In Charles Almond, et al. v. Glenhill Advisors LLC, et al., C.A. No. 10477-CB, Chancellor Bouchard ruled in favor of the defendants, directors of furniture company Design Within Reach Inc. (the “Company”) and Glenhill Capital Management LP (“Glenhill”), on all of the plaintiff-investors’ claims relating to the 2014 acquisition of DWR by Herman Miller, Inc. (“Herman Miller”). In doing so, Chancellor Bouchard judicially validated certain measures taken by Herman Miller to rectify an error that had diluted its ownership stake in the Company. Chancellor Bouchard also dismissed claims challenging transactions through which the Company’s board members received additional equity in the Company before the merger, holding that because these claims were derivative in nature, the plaintiffs’ standing to bring such claims were extinguished because of the merger.
In August of 2009, Glenhill invested $15 million in the Company, then in financial distress, and became its controlling stockholder, holding a 92.8% equity interest consisting of common stock and the Series A Preferred. A conversion formulation dictated how the Series A Preferred were to be converted into shares of common stock in certain specified circumstances. The Series A Preferred certificate of designation provided for adjustments to such conversion formula in the event of a reverse split of the common stock; however, this certificate did not provide for any adjustment to the conversion formula in the event of a reverse split of the Series A Preferred itself.
During the summer of 2010, “DWR common stock became like a penny stock, trading intermittently and at widely fluctuating prices.” To address this volatility and save costs, the Board of the Company decided to implement a 50-to-1 reverse stock split of both the common stock and the Series A Preferred. The Board recommended, and Glenhill as the majority stockholder approved, the reverse stock split and a series related transactions. Unknown to anyone at the time, the reverse stock splits were implemented in a defective manner that had the effect of diluting the number of shares of common stock into which the Series A preferred stock could be converted by a factor of 2500-to-1, instead of the intended result of a 50-to-1 adjustment. This defect remained unknown in 2013, when Glenhill converted its Series A Preferred into common stock, and in 2014, when Herman Miller acquired the Company for approximately $170 million via a short-form merger.
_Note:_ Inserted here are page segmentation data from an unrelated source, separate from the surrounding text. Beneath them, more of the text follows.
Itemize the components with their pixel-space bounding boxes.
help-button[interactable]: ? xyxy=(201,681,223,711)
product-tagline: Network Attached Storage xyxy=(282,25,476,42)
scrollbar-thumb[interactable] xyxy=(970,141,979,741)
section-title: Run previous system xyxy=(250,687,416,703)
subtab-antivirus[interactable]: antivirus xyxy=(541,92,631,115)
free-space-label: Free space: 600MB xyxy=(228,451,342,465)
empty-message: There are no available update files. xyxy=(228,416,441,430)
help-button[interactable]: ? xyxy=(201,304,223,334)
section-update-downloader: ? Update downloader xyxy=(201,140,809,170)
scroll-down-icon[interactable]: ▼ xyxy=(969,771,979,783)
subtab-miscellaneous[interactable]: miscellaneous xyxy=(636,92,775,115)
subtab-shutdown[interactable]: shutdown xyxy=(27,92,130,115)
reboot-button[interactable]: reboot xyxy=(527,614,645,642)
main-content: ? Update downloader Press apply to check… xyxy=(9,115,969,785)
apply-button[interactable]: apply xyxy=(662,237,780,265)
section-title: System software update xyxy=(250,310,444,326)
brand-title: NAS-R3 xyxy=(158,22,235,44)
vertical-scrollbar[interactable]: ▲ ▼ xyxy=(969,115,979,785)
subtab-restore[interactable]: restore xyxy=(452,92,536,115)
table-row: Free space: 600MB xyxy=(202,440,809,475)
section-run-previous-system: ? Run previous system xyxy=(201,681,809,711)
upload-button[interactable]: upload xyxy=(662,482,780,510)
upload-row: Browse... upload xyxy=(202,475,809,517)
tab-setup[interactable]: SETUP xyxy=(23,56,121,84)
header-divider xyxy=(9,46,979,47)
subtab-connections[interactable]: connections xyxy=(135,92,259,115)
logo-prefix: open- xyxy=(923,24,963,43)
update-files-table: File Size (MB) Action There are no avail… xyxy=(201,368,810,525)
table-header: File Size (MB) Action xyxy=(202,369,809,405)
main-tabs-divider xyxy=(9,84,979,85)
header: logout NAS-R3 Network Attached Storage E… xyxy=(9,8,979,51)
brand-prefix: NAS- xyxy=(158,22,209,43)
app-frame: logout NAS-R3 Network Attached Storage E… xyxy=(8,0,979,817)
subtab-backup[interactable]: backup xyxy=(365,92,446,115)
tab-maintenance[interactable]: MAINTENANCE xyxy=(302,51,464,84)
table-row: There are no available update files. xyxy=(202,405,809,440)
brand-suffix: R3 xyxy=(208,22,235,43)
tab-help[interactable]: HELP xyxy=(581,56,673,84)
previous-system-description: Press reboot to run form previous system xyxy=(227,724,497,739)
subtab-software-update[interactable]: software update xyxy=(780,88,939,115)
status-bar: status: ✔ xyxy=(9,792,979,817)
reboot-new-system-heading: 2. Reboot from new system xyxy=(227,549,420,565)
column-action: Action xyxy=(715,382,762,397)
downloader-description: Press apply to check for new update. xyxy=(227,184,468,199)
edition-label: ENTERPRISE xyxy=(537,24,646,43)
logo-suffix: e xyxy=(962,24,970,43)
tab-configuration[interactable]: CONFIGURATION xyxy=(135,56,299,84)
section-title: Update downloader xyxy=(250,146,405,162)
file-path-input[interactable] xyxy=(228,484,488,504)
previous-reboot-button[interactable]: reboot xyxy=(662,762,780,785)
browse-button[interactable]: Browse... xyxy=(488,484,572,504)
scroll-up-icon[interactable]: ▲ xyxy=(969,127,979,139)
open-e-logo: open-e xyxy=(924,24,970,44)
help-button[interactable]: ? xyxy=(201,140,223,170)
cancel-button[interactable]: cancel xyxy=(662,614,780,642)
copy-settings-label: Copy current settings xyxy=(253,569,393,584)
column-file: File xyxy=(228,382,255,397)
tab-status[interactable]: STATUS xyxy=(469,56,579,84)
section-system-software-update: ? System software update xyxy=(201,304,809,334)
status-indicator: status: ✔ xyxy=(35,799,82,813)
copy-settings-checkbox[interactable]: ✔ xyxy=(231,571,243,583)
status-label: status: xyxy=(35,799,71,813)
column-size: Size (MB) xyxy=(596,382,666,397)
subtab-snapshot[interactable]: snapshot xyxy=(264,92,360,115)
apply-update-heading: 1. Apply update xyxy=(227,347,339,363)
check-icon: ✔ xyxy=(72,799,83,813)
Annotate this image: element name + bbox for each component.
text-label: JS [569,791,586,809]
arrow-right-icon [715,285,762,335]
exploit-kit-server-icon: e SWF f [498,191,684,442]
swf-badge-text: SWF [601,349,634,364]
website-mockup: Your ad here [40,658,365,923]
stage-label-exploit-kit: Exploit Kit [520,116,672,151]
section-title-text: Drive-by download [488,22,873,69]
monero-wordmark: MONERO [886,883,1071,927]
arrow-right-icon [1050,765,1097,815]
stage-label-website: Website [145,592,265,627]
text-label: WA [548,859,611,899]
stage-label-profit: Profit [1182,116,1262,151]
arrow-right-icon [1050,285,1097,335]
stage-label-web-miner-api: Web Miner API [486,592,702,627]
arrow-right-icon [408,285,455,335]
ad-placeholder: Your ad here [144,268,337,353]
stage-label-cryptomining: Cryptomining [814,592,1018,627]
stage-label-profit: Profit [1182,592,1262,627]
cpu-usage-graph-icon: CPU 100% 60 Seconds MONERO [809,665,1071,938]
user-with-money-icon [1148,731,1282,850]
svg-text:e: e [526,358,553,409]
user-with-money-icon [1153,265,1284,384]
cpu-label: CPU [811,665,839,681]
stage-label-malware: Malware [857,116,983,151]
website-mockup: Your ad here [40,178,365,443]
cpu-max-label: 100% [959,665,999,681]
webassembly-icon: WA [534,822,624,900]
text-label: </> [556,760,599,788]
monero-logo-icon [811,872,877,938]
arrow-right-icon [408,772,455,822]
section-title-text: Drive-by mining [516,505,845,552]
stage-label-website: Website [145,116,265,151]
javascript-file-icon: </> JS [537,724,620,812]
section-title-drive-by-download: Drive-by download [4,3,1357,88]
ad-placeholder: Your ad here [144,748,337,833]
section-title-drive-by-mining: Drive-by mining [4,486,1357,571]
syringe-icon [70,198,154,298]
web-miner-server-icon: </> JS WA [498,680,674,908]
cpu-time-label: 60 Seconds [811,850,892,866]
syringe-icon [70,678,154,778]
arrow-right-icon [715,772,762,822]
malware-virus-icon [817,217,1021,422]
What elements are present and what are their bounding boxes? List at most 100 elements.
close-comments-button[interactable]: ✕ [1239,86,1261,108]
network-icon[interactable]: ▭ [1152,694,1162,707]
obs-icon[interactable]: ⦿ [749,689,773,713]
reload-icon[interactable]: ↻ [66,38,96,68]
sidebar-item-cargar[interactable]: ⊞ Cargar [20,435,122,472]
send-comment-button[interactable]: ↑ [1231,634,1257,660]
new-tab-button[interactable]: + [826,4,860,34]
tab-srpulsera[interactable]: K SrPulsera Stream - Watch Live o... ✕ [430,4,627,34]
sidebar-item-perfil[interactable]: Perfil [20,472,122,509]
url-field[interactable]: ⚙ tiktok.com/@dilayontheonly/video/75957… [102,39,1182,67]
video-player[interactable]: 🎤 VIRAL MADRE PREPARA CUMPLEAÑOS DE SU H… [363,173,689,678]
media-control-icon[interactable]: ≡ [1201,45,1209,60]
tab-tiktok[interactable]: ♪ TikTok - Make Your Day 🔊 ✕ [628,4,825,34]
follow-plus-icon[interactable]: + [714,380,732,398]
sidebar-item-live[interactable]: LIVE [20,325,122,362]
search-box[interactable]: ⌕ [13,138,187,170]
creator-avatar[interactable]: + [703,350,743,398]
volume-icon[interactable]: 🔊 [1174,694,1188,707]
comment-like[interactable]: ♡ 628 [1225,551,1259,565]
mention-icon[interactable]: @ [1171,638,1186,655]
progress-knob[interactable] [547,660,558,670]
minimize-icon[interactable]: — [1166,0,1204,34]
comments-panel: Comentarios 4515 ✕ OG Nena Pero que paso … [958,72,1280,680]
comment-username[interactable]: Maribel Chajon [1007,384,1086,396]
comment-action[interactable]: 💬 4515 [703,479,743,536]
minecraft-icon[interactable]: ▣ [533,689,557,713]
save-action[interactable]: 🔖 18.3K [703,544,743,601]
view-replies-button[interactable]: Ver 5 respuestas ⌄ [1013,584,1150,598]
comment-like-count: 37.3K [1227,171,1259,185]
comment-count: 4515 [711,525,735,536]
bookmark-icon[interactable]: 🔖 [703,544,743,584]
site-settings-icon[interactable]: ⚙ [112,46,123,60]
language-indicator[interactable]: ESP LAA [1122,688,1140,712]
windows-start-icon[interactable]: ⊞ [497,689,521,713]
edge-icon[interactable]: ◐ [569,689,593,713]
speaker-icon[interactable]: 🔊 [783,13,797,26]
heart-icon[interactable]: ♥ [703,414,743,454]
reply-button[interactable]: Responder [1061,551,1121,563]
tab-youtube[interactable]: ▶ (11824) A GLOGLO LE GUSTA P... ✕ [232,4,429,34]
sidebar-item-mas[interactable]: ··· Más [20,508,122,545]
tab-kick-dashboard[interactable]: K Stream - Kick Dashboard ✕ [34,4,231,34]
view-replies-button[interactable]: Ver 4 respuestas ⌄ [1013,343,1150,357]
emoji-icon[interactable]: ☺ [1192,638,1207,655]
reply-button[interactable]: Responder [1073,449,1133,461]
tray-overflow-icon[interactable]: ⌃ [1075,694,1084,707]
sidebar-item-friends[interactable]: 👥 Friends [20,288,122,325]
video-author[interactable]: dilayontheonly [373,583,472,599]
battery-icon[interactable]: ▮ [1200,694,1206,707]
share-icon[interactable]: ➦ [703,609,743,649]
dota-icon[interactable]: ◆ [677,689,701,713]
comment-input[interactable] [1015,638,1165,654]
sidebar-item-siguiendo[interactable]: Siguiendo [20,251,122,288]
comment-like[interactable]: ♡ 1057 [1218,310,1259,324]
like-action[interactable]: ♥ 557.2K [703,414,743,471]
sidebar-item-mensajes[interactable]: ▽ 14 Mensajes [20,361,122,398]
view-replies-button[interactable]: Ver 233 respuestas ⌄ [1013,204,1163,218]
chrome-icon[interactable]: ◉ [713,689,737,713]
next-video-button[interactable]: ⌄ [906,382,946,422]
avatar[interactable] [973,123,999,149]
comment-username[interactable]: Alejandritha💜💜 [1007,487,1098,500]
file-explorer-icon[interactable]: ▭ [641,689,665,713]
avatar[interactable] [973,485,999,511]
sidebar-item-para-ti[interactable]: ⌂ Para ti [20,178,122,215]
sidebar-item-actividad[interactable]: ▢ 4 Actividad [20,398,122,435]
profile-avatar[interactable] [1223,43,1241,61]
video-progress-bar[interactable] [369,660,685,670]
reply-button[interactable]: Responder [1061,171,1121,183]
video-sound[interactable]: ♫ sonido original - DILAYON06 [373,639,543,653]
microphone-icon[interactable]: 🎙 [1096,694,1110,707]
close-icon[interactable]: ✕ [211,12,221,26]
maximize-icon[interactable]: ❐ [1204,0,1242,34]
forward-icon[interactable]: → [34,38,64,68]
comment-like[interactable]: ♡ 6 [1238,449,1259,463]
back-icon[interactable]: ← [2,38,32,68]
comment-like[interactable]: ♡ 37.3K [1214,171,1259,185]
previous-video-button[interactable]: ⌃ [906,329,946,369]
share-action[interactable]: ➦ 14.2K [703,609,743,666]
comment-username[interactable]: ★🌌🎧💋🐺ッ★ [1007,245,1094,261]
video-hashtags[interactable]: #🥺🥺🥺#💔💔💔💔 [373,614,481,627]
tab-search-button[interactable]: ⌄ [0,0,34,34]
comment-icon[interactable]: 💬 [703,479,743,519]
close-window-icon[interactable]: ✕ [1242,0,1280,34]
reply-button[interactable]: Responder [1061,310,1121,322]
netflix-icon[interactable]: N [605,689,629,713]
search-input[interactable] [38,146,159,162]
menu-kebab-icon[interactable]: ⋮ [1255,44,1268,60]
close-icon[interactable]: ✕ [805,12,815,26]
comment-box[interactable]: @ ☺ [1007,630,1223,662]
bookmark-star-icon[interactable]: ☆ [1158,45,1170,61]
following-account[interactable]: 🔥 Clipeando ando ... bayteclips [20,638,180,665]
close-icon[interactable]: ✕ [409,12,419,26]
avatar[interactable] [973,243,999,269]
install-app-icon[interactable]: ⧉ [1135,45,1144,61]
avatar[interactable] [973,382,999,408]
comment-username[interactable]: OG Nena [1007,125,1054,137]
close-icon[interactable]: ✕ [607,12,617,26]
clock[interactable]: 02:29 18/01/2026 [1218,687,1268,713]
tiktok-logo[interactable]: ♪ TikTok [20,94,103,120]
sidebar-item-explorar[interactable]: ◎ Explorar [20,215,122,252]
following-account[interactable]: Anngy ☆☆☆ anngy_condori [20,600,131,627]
Over one year after the merger closed, the plaintiffs discovered the defect and challenged the validity of Herman Miller’s acquisition of the Company, alleging that the acquisition was never consummated due to the technical mistakes before the merger and arguing that because these mistakes, Herman Miller lacked the requisite amount of stock to have completed a short-form merger. In response, Herman Miller ratified certain defective corporate acts under Section 204 of the Delaware General Corporate Law (the “DGCL”) relating to the implementation of the reverse stock splits and the subsequent conversion of the Series A preferred stock. Herman Miller then filed a counterclaim asking the court to validate those acts under Section 205 of the DGCL.
In determining whether to validate Herman Miller’s ratification of the defective corporate acts, Chancellor Bouchard examined the following equitable considerations identified in Section 205 of the DGCL: (a) whether the defective corporate acts were originally approved or effectuated with the belief that the approval or effectuation was in compliance with the provisions of the DGCL and the governing documents of the corporation; (b) whether the corporation and board of directors treated the defective corporate acts as a valid act or transaction; (c) whether any person would be or was harmed by the ratification or validation of the defective corporate acts; (d) whether any person would be harmed by the failure to ratify or validate the defective corporate acts; and (e) any other factors or considerations the Court deemed just and equitable. Chancellor Bouchard found that all of these considerations overwhelmingly favored judicial validation of Herman’s ratification of the defective corporate acts, which Chancellor Bouchard then granted.
Chancellor Bouchard then examined the second set of claims brought by the plaintiffs, which challenged certain transactions through which the Company’s board members received additional equity in the Company before the merger. Chancellor Bouchard ultimately held that because these claims were derivative in nature, the plaintiffs’ standing to bring such claims were extinguished because of the merger.